Complément d’information

Le 28 février, les États-Unis et Israël ont lancé une opération militaire conjointe en Iran, et ont mené des milliers de frappes dans le pays depuis lors. Les autorités iraniennes ont lancé des attaques en représailles dans toute la région. Le conflit armé s’est rapidement étendu, engendrant des hostilités régionales dans tout le Moyen-Orient, faisant de nombreuses victimes civiles et détruisant des biens de caractère civil. Israël a en outre renforcé ses attaques contre le Liban en réponse aux attaques du Hezbollah.

Selon diverses informations parues dans les médias, les forces iraniennes ont utilisé des bombes à sous-munitions dans diverses attaques en Israël depuis le 28 février, notamment le 18 mars, dans une frappe près de Tel Aviv ayant tué deux personnes. Les armes à sous-munitions sont non discriminantes par nature, et leur usage est prohibé par le droit international humanitaire. L’an dernier, Amnistie internationale a constaté que le recours des forces iraniennes à des armes à sous-munitions lors de la « guerre des 12 jours » avec Israël a bafoué le droit international humanitaire.
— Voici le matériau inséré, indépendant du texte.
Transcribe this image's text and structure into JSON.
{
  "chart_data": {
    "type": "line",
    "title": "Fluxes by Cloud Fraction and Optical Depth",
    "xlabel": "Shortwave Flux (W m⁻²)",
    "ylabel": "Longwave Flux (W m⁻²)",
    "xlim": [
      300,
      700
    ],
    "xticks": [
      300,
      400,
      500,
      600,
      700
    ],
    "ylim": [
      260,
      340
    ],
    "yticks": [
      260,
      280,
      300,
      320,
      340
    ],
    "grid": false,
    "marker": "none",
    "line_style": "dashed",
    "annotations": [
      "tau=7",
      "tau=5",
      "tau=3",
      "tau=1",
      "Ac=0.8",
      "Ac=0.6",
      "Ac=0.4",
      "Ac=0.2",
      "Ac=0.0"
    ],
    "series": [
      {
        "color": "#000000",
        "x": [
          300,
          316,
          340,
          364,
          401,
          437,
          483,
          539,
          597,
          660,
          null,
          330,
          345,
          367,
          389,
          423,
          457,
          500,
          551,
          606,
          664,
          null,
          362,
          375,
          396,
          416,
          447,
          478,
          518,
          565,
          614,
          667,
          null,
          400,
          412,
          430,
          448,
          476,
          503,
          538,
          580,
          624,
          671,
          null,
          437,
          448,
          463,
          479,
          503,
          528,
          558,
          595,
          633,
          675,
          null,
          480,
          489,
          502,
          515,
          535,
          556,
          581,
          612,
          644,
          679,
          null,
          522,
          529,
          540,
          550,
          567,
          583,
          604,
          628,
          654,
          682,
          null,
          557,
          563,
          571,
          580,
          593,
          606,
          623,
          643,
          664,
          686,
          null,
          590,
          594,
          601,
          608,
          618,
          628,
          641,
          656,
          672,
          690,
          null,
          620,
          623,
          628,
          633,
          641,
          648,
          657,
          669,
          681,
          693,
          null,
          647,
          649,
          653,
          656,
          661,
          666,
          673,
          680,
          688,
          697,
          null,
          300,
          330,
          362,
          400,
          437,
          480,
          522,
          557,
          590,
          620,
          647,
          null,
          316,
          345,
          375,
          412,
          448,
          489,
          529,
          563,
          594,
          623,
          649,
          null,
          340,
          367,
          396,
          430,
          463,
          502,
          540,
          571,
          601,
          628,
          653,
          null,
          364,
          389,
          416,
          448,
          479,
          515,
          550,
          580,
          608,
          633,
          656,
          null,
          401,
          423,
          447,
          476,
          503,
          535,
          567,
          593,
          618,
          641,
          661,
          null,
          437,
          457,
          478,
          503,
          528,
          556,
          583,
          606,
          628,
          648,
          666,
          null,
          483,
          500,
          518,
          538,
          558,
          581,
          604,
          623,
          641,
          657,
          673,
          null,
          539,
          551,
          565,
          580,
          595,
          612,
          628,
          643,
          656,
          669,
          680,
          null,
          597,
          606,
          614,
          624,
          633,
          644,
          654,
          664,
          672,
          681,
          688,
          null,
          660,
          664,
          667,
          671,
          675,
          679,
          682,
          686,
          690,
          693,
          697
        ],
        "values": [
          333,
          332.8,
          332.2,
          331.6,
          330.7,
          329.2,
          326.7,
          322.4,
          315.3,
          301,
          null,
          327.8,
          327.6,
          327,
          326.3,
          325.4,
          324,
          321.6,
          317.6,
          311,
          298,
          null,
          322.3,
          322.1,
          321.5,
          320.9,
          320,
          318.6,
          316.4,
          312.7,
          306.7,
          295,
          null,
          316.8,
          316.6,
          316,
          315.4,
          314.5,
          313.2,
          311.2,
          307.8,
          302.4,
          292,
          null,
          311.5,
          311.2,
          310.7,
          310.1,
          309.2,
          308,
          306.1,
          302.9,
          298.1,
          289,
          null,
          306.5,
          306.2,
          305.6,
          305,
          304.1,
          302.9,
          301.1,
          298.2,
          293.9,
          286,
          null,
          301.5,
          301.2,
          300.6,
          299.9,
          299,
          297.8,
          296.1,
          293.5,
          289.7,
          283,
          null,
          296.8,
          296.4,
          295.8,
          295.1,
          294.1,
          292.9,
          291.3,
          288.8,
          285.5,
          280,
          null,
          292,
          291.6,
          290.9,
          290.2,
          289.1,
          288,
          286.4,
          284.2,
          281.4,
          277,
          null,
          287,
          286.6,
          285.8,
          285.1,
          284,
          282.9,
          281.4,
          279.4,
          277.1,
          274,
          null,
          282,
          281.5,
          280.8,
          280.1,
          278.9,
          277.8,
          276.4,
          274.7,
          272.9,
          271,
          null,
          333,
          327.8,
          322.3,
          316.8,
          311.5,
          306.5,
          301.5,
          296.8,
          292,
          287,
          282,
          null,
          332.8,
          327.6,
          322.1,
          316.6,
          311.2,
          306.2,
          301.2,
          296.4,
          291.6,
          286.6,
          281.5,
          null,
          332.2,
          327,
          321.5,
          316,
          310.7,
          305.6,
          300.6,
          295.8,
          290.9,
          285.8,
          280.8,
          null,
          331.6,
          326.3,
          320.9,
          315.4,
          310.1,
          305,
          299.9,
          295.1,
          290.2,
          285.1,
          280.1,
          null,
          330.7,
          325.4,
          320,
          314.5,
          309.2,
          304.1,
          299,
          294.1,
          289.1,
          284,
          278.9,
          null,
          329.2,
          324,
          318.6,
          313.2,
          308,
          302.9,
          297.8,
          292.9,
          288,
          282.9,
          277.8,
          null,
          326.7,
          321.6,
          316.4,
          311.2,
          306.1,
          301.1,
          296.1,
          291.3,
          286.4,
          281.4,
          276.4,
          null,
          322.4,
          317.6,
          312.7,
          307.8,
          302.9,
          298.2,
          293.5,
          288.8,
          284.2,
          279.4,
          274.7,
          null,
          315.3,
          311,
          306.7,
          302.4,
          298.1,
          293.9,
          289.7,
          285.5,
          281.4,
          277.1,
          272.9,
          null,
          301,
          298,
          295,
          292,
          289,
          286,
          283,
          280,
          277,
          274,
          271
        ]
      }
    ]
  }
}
 Au 27 mars, selon certaines informations, les attaques israéliennes et étasuniennes avaient tué au moins 1 255 personnes, notamment au moins 100 enfants dans la ville de Minab, en Iran, et plus de 1 116 au Liban. Les attaques iraniennes ont jusqu’à présent causé la mort d’au moins 16 civil·e·s en Israël et quatre en Cisjordanie occupée ; et au moins 23 ont été tuées à travers d’autres pays du Conseil de coopération du Golfe dans la région.